The soccer match in Jurij Oleša’s Zavist′ has long served as a symbolic representation of the conflict between Soviet society and Western individualism. However, the soccer match also acts as an allegory of the concept of play as a fundamental ontological, metaphysical category, which creates structure and order and reflects the nature of ritual and artistic creativity. In this presentation, I propose that Oleša’s artistic representations are directly related to “play” as an ontological category. These concepts are written into the soccer match scene and are expanded throughout the novel, especially as related to the game which surrounds the “conquest” of Valja.
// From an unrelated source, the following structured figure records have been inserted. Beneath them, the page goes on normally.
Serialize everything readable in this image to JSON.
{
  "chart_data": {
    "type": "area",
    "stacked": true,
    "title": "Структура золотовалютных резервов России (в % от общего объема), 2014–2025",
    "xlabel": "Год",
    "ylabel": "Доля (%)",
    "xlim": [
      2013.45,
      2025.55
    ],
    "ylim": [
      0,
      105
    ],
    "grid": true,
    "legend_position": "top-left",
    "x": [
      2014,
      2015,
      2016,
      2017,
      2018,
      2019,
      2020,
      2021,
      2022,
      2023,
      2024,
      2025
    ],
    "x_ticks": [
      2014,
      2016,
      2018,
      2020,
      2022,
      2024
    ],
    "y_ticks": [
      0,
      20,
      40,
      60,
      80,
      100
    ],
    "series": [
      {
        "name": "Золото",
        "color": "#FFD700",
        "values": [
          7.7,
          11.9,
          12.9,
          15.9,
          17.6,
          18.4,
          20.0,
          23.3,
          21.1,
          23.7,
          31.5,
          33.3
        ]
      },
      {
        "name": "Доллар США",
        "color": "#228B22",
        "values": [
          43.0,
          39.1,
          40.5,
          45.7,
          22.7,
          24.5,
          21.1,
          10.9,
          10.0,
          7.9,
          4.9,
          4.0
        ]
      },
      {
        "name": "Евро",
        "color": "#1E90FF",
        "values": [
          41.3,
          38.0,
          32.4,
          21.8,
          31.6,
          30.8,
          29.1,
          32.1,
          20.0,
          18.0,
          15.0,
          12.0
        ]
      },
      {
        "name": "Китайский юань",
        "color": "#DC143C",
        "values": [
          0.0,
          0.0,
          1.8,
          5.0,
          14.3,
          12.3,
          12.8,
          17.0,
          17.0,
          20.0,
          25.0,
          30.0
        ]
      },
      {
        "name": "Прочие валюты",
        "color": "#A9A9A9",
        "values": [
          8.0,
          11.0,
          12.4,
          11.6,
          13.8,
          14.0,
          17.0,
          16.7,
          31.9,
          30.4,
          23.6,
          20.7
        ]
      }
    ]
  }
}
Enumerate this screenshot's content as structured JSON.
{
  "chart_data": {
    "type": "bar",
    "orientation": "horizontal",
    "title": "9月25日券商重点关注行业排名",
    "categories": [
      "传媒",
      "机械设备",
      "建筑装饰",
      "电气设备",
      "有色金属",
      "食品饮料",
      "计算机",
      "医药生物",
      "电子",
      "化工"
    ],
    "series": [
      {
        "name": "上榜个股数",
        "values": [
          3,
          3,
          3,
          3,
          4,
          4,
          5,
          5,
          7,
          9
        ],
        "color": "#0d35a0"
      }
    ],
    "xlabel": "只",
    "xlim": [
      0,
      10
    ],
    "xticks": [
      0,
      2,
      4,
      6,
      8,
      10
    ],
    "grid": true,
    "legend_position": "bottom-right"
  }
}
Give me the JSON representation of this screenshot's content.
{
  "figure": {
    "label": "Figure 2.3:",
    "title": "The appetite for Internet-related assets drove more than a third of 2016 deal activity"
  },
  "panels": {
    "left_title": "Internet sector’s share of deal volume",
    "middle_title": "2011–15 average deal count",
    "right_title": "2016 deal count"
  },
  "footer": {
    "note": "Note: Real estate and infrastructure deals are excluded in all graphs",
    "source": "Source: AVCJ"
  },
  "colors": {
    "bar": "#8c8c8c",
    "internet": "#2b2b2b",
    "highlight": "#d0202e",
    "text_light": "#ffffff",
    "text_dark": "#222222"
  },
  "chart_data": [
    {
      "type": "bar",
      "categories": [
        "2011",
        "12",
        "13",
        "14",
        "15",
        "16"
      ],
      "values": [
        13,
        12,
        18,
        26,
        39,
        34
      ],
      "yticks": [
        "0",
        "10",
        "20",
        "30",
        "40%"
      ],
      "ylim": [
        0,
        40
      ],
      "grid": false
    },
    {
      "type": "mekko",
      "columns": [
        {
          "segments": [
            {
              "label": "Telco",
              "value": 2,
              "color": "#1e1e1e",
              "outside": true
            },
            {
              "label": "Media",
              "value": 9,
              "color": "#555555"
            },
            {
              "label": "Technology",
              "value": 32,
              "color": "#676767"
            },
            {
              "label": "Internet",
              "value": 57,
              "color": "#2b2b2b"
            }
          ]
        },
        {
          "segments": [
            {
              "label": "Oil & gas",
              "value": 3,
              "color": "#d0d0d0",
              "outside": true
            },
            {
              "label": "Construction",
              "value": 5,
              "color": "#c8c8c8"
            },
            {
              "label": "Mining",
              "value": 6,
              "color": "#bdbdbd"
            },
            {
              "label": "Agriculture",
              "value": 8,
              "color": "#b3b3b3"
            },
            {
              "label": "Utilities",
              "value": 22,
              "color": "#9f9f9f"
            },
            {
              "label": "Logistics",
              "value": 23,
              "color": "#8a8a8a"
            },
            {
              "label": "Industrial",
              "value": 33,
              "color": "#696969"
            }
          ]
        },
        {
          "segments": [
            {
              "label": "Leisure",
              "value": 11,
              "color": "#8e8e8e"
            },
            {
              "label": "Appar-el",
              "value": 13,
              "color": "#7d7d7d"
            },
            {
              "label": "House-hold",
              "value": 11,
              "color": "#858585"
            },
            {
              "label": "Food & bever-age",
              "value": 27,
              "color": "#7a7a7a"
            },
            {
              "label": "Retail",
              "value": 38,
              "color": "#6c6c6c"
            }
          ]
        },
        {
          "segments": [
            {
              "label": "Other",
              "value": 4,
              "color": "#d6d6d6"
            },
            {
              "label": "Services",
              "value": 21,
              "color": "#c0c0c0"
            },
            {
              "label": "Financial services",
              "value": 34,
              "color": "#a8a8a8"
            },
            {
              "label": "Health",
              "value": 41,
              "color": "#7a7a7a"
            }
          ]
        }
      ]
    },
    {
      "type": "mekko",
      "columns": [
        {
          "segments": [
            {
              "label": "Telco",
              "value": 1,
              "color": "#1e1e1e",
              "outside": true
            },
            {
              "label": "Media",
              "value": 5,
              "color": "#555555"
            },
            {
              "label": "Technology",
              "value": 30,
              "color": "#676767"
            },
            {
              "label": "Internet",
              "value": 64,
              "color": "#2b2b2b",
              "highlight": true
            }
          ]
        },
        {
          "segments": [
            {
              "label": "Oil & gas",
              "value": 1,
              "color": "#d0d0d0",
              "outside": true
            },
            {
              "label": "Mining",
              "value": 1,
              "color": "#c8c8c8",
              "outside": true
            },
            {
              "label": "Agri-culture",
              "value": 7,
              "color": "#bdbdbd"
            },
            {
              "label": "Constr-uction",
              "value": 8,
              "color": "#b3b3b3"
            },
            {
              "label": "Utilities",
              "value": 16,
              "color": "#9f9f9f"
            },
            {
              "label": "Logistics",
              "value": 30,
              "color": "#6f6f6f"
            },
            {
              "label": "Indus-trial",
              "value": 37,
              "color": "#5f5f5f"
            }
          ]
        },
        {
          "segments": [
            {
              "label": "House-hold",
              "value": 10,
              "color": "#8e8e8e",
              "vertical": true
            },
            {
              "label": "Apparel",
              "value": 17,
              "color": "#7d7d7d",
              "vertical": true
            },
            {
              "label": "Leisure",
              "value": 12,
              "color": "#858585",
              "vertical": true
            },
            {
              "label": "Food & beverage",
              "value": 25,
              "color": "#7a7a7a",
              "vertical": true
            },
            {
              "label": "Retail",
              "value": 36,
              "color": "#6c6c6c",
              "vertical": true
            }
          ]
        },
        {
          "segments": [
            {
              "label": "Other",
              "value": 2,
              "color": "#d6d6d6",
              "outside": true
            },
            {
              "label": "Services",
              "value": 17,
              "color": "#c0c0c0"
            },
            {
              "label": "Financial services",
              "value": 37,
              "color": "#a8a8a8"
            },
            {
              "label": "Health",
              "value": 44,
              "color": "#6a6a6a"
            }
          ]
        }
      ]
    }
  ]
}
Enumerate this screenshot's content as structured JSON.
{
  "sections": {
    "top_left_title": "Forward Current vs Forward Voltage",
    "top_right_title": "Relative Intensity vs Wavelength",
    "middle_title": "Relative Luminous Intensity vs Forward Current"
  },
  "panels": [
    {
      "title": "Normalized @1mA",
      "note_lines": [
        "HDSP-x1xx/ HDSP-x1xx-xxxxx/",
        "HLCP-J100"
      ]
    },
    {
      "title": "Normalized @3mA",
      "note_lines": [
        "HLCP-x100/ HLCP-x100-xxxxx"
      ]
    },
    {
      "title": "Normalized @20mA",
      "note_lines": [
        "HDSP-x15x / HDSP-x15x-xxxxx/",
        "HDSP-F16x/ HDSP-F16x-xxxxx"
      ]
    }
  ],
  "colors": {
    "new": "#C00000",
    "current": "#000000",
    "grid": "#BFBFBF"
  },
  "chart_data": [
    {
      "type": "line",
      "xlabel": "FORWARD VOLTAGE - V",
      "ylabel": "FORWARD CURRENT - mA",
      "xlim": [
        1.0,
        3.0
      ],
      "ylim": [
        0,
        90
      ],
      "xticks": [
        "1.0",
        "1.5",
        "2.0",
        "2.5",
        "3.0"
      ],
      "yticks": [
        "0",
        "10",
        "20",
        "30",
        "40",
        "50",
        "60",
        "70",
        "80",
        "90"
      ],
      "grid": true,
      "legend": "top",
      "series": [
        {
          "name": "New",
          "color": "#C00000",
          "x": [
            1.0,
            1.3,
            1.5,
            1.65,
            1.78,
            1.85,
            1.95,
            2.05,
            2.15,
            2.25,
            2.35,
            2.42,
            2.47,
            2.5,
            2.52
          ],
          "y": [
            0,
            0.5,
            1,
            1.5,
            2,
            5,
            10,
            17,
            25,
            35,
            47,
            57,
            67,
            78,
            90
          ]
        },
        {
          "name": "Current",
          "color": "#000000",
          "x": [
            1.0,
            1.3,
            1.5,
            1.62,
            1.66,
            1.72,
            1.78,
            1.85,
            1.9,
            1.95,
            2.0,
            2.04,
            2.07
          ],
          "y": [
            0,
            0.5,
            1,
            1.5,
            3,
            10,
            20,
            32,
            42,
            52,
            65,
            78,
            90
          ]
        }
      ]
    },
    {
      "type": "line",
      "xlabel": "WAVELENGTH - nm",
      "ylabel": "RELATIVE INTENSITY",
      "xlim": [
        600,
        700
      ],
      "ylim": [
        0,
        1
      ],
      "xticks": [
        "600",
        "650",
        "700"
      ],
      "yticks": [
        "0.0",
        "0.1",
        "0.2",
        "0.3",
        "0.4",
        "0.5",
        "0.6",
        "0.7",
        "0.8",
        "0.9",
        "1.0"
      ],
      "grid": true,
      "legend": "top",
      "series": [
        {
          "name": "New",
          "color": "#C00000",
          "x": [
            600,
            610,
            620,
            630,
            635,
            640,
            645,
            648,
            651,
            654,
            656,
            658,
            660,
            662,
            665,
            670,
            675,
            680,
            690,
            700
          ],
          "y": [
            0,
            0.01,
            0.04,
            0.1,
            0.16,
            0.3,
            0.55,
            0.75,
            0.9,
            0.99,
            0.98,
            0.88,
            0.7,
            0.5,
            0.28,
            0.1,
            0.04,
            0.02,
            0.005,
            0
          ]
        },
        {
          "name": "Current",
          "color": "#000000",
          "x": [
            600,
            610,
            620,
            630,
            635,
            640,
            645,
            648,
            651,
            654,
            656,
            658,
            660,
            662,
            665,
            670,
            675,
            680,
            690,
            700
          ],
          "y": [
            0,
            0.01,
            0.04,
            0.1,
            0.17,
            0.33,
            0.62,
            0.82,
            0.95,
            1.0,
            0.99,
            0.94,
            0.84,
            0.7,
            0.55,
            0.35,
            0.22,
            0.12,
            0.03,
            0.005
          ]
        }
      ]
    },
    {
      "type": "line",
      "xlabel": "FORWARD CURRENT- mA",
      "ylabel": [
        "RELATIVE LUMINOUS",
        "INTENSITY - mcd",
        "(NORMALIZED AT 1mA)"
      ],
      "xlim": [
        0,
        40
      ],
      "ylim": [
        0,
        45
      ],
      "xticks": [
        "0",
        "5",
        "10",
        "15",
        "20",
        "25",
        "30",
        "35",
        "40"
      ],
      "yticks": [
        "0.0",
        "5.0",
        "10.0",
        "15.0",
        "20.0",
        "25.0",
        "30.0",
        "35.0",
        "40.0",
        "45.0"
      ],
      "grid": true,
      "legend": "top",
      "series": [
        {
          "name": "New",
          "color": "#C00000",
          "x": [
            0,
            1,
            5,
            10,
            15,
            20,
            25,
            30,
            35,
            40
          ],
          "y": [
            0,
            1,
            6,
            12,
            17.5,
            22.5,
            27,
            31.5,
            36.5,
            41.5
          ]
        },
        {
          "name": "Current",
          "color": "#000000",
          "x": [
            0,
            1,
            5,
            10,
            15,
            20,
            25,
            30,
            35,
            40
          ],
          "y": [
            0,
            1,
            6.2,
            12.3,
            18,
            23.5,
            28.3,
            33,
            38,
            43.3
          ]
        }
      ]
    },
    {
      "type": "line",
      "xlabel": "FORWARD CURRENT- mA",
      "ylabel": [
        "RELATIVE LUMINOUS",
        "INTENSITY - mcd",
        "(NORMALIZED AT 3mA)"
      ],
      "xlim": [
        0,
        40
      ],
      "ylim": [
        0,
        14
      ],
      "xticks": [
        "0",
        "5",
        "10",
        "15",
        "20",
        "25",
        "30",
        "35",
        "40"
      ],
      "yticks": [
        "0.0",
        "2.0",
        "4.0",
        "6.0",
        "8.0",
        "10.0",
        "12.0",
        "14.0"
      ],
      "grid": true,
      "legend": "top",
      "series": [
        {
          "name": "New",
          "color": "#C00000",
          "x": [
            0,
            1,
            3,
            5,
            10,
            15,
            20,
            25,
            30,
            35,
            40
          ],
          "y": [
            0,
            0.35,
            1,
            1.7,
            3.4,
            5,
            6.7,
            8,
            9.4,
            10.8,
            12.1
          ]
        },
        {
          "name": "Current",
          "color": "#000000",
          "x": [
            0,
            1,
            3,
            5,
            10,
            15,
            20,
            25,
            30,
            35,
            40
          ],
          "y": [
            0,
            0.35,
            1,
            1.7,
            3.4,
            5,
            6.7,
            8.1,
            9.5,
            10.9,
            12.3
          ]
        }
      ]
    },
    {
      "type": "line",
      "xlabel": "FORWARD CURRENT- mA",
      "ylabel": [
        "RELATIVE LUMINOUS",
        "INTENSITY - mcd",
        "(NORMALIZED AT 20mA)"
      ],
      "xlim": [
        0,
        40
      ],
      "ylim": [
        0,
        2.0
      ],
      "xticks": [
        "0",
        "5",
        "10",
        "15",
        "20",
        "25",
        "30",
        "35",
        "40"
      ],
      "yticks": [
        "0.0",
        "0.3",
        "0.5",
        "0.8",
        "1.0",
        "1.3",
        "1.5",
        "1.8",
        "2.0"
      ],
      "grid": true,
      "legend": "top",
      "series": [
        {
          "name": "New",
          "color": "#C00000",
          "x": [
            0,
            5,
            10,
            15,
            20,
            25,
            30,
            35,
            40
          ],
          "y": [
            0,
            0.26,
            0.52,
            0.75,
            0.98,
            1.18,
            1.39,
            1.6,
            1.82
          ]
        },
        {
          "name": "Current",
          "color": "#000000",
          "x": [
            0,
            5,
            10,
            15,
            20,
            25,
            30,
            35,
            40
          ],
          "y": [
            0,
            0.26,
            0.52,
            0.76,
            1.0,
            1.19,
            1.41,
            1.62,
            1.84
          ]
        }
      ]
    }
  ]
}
These principles of play are founded upon Gadamer’s Truth and Method and Johan Huizinga’s Homo Ludens. To support this hypothesis, I will briefly explicate the nature of play as understood by Huizinga and Gadamer. Play is more than a game; it is a phenomenological concept. Gadamer asserts that play creates its own structure in which players and even spectators participate. “The presentation of a god in a religious rite, the presentation of a myth in a play, are play not only in the sense that the participating players are wholly absorbed in the presentational play and find in it their heightened self-representation, but also in that the players represent a meaningful whole for an audience. [The] openness toward the spectator is part of the closedness of the play”(109). Through the full interaction of players and spectators, the nature of play can assume artistic and cosmic proportions.
Applying this hermeneutical approach to Zavist′, the most important scene to focus on is the one which is most transparent in reference to the idea of “play,” namely the soccer match. Here, I will focus on the essential structure of the game and how the players fulfill that structure. Then I will focus on Kavalerov’s “participation” regarding the soccer game and the “conquest” of Valja. Through spectating, Kavalerov participates not only in the game itself, but also determines the meaning of the game through the process of play. His participation highlights all aspects of play—the structure of play (including rules and boundaries), the flow of play, participation and spectating. The game surrounding Valja is one in which the methods of conquest become representations of contrasting artistic visions, visions which are embedded in the nature of play. The conquest of Valja not only represents the defeat of Kavalerov, but also the ineffectiveness of his artistic vision within the structure of that game.
Gadamer, Hans-Georg. Truth and Method. Second edition. Trans. Joel Weinsheimer and Donald G. Marshall. New York: Crossroad, 1992.
Huizinga, Johan. Homo Ludens: A Study of the Play Element in Culture. Boston: Beacon Press, 1950.
Oleša, Jurij. Izbrannoe. Moscow: Xudožestvennaja literatura, 1974.